The soldiers followed the security men to defensive positions, albeit slowly, and when the Russian men in black began to leap from the still-moving train, firing on anything that moved in the station, the twenty-three-year-old commander of the Lithuanian platoon realized he didn’t have to wait for base to get back to him with orders.

He understood. The fucking war everyone in the nation had been talking about had just begun, right before his eyes.

Alpha Group snipers climbed onto the roof of several railcars and trained their long rifles, Sako TRG 22s outfitted with infrared scopes, on the scene before them. Within seconds they were picking off targets around the station and farther back in the rail yard, while below them the expert assaulters of Alpha Group began leapfrogging maneuvers to get distance from the train.

A Lithuanian machine gun began to bark from the roof of the station, raking the train with 7.62-millimeter rounds. One Russian was hit squarely in the elbow, ripping his arm off at the joint and spinning him to the ground, where he would bleed to death in minutes.

But the big FN-MAG machine gun, the Lithuanians’ most potent weapon at the scene against the now ninety-five invaders, was silenced after making the single kill. An assaulter on the ground lobbed a forty-millimeter high-explosive grenade from the underslung launcher below his Kalashnikov, and his shot landed perfectly in the sandbagged position, killing the Lithuanian gunner and wounding his reloader.

Within two minutes of the first shot at the rail yard, the lead squad of Alpha Group assaulters reached the station, having crossed several open tracks. They were down two men, and four other Russians lay dead or wounded on the tracks behind, but once the assaulters penetrated the station, the surviving Lithuanians, soldiers and security guards alike, were in full retreat, heading toward a pair of large warehouses to the northeast and then into the forest beyond.

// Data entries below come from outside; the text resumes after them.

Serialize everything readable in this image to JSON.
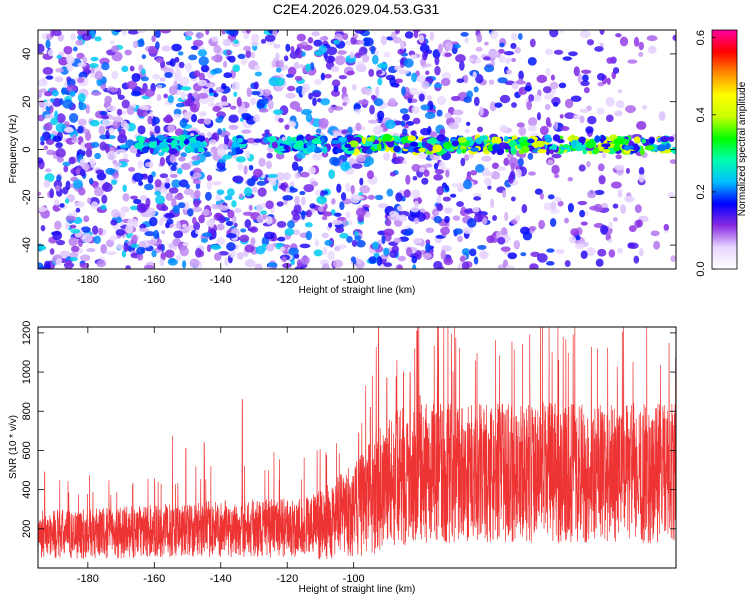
{
  "figure_title": "C2E4.2026.029.04.53.G31",
  "chart_data": [
    {
      "type": "heatmap",
      "name": "spectrogram",
      "title": "C2E4.2026.029.04.53.G31",
      "xlabel": "Height of straight line (km)",
      "ylabel": "Frequency (Hz)",
      "xlim": [
        -195,
        -3
      ],
      "ylim": [
        -50,
        50
      ],
      "xticks": [
        -180,
        -160,
        -140,
        -120,
        -100
      ],
      "xtick_labels": [
        "-180",
        "-160",
        "-140",
        "-120",
        "-100"
      ],
      "yticks": [
        -40,
        -20,
        0,
        20,
        40
      ],
      "ytick_labels": [
        "-40",
        "-20",
        "0",
        "20",
        "40"
      ],
      "colorbar": {
        "label": "Normalized spectral amplitude",
        "range": [
          0,
          0.62
        ],
        "ticks": [
          0.0,
          0.2,
          0.4,
          0.6
        ],
        "tick_labels": [
          "0.0",
          "0.2",
          "0.4",
          "0.6"
        ],
        "colors": [
          "#ffffff",
          "#e8d6ff",
          "#8a2be2",
          "#0000ff",
          "#00bfff",
          "#00ffb0",
          "#00ff00",
          "#c8ff00",
          "#ffff00",
          "#ff8c00",
          "#ff0000",
          "#ff00a0"
        ]
      },
      "signal_band": {
        "frequency_hz": 2,
        "segments": [
          [
            -165,
            -145
          ],
          [
            -136,
            -133
          ],
          [
            -125,
            -108
          ],
          [
            -106,
            -3
          ]
        ],
        "peak_amplitude": 0.6
      },
      "noise": {
        "amplitude_range": [
          0.0,
          0.18
        ],
        "edge_fade_x_range": [
          -100,
          -3
        ]
      }
    },
    {
      "type": "line",
      "name": "snr",
      "xlabel": "Height of straight line (km)",
      "ylabel": "SNR (10 * v/v)",
      "xlim": [
        -195,
        -3
      ],
      "ylim": [
        0,
        1230
      ],
      "xticks": [
        -180,
        -160,
        -140,
        -120,
        -100
      ],
      "xtick_labels": [
        "-180",
        "-160",
        "-140",
        "-120",
        "-100"
      ],
      "yticks": [
        200,
        400,
        600,
        800,
        1000,
        1200
      ],
      "ytick_labels": [
        "200",
        "400",
        "600",
        "800",
        "1000",
        "1200"
      ],
      "color": "#ee3333",
      "series": [
        {
          "name": "SNR",
          "envelope": {
            "x": [
              -195,
              -180,
              -160,
              -140,
              -120,
              -110,
              -100,
              -95,
              -92,
              -88,
              -85,
              -80
            ],
            "baseline": [
              160,
              160,
              175,
              185,
              190,
              200,
              270,
              330,
              380,
              420,
              430,
              450
            ],
            "noise_span": [
              160,
              160,
              170,
              180,
              190,
              220,
              300,
              360,
              420,
              430,
              440,
              450
            ]
          },
          "spikes": [
            {
              "x": -193,
              "y": 490
            },
            {
              "x": -154.5,
              "y": 675
            },
            {
              "x": -150.5,
              "y": 610
            },
            {
              "x": -145,
              "y": 640
            },
            {
              "x": -133.5,
              "y": 860
            },
            {
              "x": -124,
              "y": 590
            },
            {
              "x": -111,
              "y": 600
            },
            {
              "x": -98.5,
              "y": 690
            },
            {
              "x": -95,
              "y": 820
            },
            {
              "x": -92.5,
              "y": 1230
            },
            {
              "x": -90,
              "y": 970
            },
            {
              "x": -87,
              "y": 1060
            },
            {
              "x": -85,
              "y": 1000
            },
            {
              "x": -83,
              "y": 1000
            },
            {
              "x": -81,
              "y": 1210
            },
            {
              "x": -80,
              "y": 880
            }
          ]
        }
      ]
    }
  ]
}
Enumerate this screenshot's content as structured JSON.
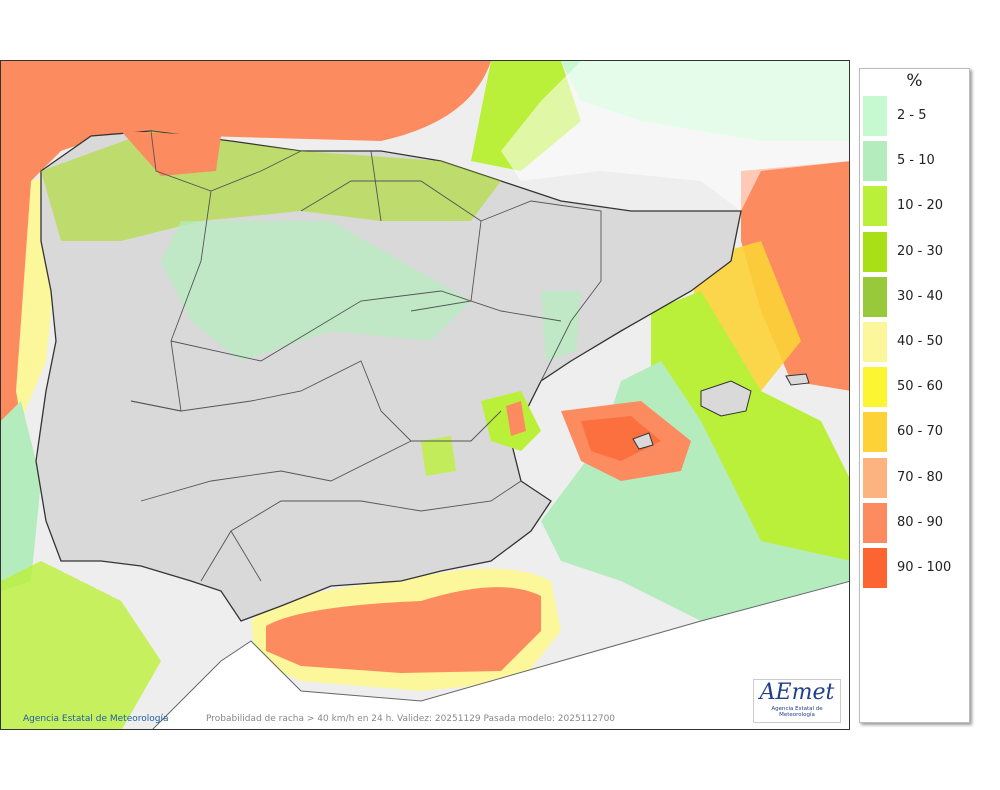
{
  "copyright": "Agencia Estatal de Meteorología",
  "caption": "Probabilidad de racha > 40 km/h en 24 h. Validez: 20251129 Pasada modelo: 2025112700",
  "logo": {
    "name": "AEmet",
    "sub": "Agencia Estatal de Meteorología"
  },
  "legend": {
    "title": "%",
    "items": [
      {
        "label": "2 - 5",
        "color": "#c7f9d0"
      },
      {
        "label": "5 - 10",
        "color": "#b5ecbe"
      },
      {
        "label": "10 - 20",
        "color": "#bbf03a"
      },
      {
        "label": "20 - 30",
        "color": "#a8df16"
      },
      {
        "label": "30 - 40",
        "color": "#97c93a"
      },
      {
        "label": "40 - 50",
        "color": "#fbf79a"
      },
      {
        "label": "50 - 60",
        "color": "#fbf631"
      },
      {
        "label": "60 - 70",
        "color": "#fcd237"
      },
      {
        "label": "70 - 80",
        "color": "#fcb37f"
      },
      {
        "label": "80 - 90",
        "color": "#fc8b5f"
      },
      {
        "label": "90 - 100",
        "color": "#fc6532"
      }
    ]
  }
}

The Russians did not pursue them; their orders were to conserve ammo; only the snipers remained on the train cars to scan with their infrared scopes to keep guard against a counterattack. While they did this, the assaulters rushed to a locked gate to the northwest of the station, shot it open with a shotgun blast, and then entered a large storage parking lot. Here, twenty brand-new Volvo XC-90 SUVs sat waiting for delivery to car dealerships all over the Baltic on two Peterbilt car carriers. Russia’s FSB men working for a logistics company in Sweden had purposefully held up customs paperwork, keeping the vehicles stuck in port in Klaipėda until the day before yesterday, thereby timing their arrival by train here for delivery.

The commander of the Alpha Group men had multiple sets of keys, and he passed them out to the drivers. The operators jammed themselves and their heavy equipment into the Volvos, using all three rows of seats and every cubic inch of cargo space to do so, then the twenty vehicles left the station, minus the dead and wounded they lost in the infiltration operation.

• • •

Lieutenant Colonel Rich Belanger got word about the successful infiltration of Russian Special Forces the way he normally learned about fast-moving intelligence in the field. Piecemeal and with as much conjecture and false reporting as genuine actionable intel. His Marines were all positioned to the east of Vilnius, they didn’t hear a word about the action at the train station until thirty minutes after the attack, and by that point the surviving Russian commandos were well clear of the station. No one knew where they had gone, but Lieutenant Colonel Rich Belanger realized that as troubling as enemy action behind him was, he needed to stay focused on his mission, the one thing he had some control over. The Belarusan border ten miles in front of him, and the 25,000 Russian troops positioned there.

The Lithuanians would just have to sort out the Russian deep-penetration mission on their own.